4 out of 5 stars
A copy of this was provided free of charge from the publisher in return for an honest review.
In the first lockdown this year, people started to become more aware of the wild world around them, helped by the drop in traffic, wildlife that you may not have seen or heard before would suddenly become more visible. Some of the easiest wildlife to see is birds and this book is aimed at those who have discovered that watching them can be endlessly fascinating.
In this new book out, Dominic Couzens has picked a bird for every day of the year. Some of them are obviously linked to that day in particular, so there is naturally a robin in December and birds that are more common in the summer appear in those months in the book. Quite how you only pick 366 birds from the 10,000 or so species that we still have is quite something, but Couzens has managed to get the familiar, the exotic the rare and the unusual in a really nice mix.
The first thing that I did when receiving this was to look up the bird that is on my birthday. That bird wasn’t one that I had ever heard of but it was fairly unique in one of its habits.
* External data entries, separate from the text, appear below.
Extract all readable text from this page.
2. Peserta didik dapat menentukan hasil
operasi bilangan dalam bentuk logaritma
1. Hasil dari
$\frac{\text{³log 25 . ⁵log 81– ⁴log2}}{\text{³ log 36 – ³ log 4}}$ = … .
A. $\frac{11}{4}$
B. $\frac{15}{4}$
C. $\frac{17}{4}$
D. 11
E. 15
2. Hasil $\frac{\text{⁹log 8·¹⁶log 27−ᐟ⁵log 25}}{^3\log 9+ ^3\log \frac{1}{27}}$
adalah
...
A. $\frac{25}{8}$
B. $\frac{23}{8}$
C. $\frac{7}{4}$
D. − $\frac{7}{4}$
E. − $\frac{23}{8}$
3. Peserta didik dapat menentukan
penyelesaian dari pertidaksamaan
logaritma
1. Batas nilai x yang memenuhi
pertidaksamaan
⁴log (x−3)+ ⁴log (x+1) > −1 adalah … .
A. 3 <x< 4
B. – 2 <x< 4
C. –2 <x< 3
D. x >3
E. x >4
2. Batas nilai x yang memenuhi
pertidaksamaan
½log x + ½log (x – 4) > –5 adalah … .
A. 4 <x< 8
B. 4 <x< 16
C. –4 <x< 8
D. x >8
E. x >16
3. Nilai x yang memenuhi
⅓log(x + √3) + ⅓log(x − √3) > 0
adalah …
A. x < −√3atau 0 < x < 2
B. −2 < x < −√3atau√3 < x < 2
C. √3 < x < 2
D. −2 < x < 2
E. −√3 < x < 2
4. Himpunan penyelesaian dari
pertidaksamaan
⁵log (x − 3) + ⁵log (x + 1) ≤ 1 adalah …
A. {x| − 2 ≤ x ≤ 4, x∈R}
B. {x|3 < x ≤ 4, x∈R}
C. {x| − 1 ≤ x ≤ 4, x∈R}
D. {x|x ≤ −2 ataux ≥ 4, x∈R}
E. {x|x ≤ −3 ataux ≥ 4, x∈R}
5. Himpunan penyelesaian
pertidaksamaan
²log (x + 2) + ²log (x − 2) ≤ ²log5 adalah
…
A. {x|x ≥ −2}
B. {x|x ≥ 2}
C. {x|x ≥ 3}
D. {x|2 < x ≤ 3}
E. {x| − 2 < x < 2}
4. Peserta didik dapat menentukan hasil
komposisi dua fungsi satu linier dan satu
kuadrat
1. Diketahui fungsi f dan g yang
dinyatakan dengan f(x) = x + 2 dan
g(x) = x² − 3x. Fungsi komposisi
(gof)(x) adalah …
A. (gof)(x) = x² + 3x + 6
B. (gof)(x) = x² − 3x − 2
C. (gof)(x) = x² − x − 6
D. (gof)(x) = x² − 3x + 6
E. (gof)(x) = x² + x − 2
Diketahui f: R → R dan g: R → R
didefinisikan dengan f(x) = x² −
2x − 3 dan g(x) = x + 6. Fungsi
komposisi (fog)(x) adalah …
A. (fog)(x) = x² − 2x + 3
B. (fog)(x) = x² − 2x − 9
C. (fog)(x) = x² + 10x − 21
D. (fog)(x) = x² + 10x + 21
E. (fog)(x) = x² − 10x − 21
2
It is a beautifully produced book, it is printed on quality paper and feels heavy. The stunning photographs and artworks accompany all of the chosen birds, along with a small piece of text with facts and anecdotes about their behaviour or habitat or unique trait.
That sounds like a lovely gift book. Go on: what was your birthday bird? We have a bird calendar at the moment and it’s very heavy on the tanagers!
It was a Pallas’s Sandgrouse. Never heard of it before!